ザバン、と飛沫をあげて子供たちの茶色い頭が水から飛び出す。海面に顔を出すと、灰色の海に雪が絶え間なく降り続けていた。風も強く、波と雪とが轟々と耳に恐ろしい音を響かせる。魔法で防いでいなければ、目も開けられず、吹き寄せる様々なものに皮膚を傷つけられていただろう。
「オイッ、大丈夫か!」
渦巻く吹雪を切り裂いて、灰色の大きな鳥がやってきた。ずんぐりとした嘴、アーモンドのような形の顔、首は太く爪は鋭い。巨大なカラスのようにも見えるが、尾羽の一部が異様に長い。眼は異様に青かった。
「鳥!」
「案内してくれるのかしら?」
「何だい、生意気な奴等め」
悪態をつきながらも、沖風の精霊は大きく風を起こして子供たちを持ち上げた。柔らかな風に支えられ、子供たちは弧を描いて雪の中を飛ぶ。高く舞い上がっても見通せないが、相変わらず魔法に守られているので快適だ。
程なく子供たちは、マーレニカに来る船にしてはやや小型な帆船の上に下ろされた。台形の帆を強風のために畳んで、操舵手は船尾にしがみついている。ロープで体を縛った船員たちが、バケツや空の木箱で必死に雪と海水を掻き出している。

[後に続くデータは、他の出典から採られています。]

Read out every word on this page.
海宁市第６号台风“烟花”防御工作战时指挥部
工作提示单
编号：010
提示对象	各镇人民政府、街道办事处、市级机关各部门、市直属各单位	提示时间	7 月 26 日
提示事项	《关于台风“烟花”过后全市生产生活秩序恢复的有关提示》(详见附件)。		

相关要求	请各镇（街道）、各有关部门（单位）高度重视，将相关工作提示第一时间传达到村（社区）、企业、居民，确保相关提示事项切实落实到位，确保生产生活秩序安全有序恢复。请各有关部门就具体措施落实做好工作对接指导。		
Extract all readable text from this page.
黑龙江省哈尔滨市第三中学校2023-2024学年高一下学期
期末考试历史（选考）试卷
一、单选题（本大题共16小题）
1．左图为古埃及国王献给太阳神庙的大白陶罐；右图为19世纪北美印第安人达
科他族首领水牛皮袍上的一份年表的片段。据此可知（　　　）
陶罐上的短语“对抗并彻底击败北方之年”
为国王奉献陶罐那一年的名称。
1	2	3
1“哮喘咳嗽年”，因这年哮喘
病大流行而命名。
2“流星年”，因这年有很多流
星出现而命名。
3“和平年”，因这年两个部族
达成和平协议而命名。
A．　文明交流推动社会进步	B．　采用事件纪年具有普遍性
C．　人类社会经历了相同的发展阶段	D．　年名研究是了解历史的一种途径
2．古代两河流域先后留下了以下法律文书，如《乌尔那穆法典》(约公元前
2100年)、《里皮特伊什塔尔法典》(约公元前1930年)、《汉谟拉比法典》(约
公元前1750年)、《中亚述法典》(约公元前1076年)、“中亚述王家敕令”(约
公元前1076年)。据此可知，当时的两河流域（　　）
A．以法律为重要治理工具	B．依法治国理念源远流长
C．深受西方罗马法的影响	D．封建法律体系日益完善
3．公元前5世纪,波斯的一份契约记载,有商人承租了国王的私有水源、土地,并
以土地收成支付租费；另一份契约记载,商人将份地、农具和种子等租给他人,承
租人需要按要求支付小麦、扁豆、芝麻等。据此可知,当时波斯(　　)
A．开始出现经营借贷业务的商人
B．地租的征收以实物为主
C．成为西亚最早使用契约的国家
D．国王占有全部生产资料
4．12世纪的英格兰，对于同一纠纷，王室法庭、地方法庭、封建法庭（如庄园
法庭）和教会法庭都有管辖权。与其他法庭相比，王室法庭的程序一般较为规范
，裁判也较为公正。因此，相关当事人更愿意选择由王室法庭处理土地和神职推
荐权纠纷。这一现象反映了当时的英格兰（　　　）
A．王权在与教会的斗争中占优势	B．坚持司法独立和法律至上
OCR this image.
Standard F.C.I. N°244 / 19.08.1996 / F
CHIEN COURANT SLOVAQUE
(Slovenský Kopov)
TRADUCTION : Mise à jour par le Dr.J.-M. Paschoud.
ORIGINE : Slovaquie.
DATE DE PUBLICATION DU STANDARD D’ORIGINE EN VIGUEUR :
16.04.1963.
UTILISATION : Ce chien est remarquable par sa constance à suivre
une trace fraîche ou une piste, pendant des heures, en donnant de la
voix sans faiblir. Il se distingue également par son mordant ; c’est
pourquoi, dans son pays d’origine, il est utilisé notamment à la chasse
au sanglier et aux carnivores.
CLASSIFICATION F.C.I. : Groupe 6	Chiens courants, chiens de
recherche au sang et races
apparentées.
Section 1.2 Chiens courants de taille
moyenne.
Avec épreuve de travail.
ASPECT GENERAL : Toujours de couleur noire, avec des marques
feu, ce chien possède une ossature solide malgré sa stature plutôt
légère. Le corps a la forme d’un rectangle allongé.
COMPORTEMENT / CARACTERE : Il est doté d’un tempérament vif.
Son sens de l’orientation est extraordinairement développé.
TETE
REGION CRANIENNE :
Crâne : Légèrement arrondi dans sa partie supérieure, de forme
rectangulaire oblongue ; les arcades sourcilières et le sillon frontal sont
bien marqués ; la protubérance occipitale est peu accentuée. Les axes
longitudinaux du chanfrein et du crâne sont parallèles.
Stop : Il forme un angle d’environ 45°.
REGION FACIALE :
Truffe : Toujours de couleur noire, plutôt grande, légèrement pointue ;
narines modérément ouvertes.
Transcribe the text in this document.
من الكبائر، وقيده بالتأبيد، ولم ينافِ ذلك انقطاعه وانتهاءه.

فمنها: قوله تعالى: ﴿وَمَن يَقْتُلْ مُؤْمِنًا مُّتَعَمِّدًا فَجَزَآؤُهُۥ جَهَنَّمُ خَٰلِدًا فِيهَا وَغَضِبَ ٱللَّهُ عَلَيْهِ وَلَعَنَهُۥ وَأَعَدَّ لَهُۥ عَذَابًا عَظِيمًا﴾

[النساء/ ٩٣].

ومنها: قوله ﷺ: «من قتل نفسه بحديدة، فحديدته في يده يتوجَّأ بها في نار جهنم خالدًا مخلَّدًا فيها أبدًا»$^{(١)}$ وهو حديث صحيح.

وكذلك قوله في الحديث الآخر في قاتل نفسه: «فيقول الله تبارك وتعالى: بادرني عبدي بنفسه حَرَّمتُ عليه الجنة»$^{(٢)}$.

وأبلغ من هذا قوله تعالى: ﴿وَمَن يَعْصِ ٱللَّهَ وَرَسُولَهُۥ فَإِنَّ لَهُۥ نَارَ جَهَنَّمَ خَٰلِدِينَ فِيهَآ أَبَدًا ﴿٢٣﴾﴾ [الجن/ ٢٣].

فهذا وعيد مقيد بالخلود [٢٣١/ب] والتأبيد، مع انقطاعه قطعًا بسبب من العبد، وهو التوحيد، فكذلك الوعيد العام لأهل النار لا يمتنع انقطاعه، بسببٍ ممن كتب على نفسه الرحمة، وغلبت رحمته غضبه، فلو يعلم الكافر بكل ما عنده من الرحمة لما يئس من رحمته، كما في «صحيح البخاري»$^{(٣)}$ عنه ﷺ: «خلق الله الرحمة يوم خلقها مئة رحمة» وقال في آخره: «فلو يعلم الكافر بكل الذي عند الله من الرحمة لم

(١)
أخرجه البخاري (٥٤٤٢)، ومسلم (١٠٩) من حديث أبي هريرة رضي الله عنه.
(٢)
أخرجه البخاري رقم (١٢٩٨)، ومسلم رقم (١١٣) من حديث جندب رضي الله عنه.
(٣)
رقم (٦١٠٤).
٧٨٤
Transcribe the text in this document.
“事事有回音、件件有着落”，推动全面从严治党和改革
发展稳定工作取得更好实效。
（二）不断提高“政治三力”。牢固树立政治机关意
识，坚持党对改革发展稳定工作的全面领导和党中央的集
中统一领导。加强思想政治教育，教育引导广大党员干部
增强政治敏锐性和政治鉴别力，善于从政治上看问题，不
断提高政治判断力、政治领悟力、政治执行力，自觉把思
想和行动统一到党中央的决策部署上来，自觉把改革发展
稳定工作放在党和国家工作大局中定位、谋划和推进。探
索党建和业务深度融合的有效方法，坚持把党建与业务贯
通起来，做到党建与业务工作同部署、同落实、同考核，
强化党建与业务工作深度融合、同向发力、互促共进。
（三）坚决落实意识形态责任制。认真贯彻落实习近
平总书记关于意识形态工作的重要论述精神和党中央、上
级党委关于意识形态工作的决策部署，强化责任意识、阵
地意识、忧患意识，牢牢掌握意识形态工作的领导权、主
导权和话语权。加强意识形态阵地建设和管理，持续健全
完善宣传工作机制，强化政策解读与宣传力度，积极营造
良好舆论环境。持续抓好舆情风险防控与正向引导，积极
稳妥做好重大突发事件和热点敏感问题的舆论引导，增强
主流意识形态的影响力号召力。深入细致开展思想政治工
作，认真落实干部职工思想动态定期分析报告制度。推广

大きく揺れる甲板に雪が降り積り、海から押し寄せる塩水が真冬の寒さに凍ってゆく。船の護衛が槍や剣で氷を叩き割り、すかさず船員たちが桶や鍋で掬い出す。
乗組員は口を閉じている。声を出せば息が凍りそうだ。口には氷のかけらや欠けた木片が飛び込みそうだ。船室からシーツや毛布を持ち出して、男たちが走り回っている。
彼らも甲板に出る時にはロープを腰に巻き付けていた。恐らくは抱えた布類を船底近くのヒビに詰めて、残った分で船べりの割れ目を塞ごうとしているのだ。
「よう鳥公、戻ったな」
皆が口をしっかりと閉じる中、やや高めの陽気な声が耳に届いた。見れば、退けても退けても積もり固まる雪を、鋭い刃で削っている。反りの強い鋼の剣には、ほのかに青く精霊の力が滲んでいる。
「フン、ハッサン、そんな鉄の欠片でちまちま突っついたってラチが開かねぇだろ」
「ンなこと言ってもよぉ〜」
苦笑いをしたハッサン青年は、チラリと子供たちを見た。顔に巻き付けた布からはみ出した暗い金髪の下では、嵐の暗がりでも神秘的に輝く真っ青な瞳が輝いていた。